Of Thursday’s announcement Real Madrid transfer target Christiano Ronaldo would return to Old Trafford for the 2008-09 season, the Guardian’s Barry Glendenning compares newsroom reactions to “those scenes near the end of movies like Armageddon and Apollo 13 where lots of caffeine-fuelled, sweaty, bespectacled, middle-aged men in mission control cheer raucously and hug when it becomes apparent that the stricken spaceship has, against all odds, successfully re-entered the earth’s atmosphere.” Had Ronaldo taken his silky skills elsewhere, we can only presume Barry’s colleagues would’ve worn the dazed expression of Jason Robards after the atomic bomb blast in “The Day After”.

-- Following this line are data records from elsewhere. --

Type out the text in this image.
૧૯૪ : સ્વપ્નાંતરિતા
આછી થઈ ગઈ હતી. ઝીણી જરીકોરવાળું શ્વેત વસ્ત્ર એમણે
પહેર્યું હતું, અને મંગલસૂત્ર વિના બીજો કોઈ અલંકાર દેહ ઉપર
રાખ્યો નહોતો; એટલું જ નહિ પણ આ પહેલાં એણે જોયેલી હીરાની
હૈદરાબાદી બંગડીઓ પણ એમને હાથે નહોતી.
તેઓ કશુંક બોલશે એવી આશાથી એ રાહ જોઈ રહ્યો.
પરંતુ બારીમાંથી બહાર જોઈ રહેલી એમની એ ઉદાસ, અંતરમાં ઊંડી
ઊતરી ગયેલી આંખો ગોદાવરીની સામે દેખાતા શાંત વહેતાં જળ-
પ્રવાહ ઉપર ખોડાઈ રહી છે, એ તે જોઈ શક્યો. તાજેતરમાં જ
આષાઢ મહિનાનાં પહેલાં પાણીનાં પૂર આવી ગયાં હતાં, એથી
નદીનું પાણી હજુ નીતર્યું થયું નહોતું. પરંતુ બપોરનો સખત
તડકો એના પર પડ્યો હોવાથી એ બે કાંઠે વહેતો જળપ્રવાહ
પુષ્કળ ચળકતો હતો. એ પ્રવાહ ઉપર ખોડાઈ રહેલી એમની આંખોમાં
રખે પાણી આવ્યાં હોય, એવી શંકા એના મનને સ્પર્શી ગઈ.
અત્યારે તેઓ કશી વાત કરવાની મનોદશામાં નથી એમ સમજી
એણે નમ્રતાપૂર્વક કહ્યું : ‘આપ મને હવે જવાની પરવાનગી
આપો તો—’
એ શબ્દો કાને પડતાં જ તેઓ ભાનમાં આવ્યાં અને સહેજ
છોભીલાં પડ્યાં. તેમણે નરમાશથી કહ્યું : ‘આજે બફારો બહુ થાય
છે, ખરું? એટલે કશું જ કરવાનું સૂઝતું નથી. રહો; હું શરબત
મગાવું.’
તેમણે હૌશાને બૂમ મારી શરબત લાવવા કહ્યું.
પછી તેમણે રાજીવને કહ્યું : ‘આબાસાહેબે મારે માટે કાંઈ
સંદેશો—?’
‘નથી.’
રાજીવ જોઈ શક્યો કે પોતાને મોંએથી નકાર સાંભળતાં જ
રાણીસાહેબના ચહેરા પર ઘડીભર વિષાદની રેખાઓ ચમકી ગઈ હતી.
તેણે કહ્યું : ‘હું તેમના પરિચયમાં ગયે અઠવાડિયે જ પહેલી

“I can confirm that I’ll be playing for Manchester United next season,” said Ronaldo, prompting sports editors everywhere to punch the air and pour warm champagne into paper cups before gazing wistfully at photos of their wives and kids. “I’ll be playing with my heart and soul and I will fight and honour the shirt with the same desire as I always have,” he continued, prompting Manchester United fans everywhere to recall that Big Cup match away to Meeeelan last season, when the petulant primadonna disappeared from view.
Ronaldo went on to put cynics who thought money had motivated his demands for a move to Real Madrid firmly back in their collective box. Contrary to the lies they’d been spreading, it was the desire for “a new challenge” and the prospect of being “an hour’s flight from my mother” that made a move to Madrid seem attractive. After all, what rich, handsome 23-year-old ladies’ man doesn’t want to live as close as possible to his stereotypically demanding Mediterranean mum?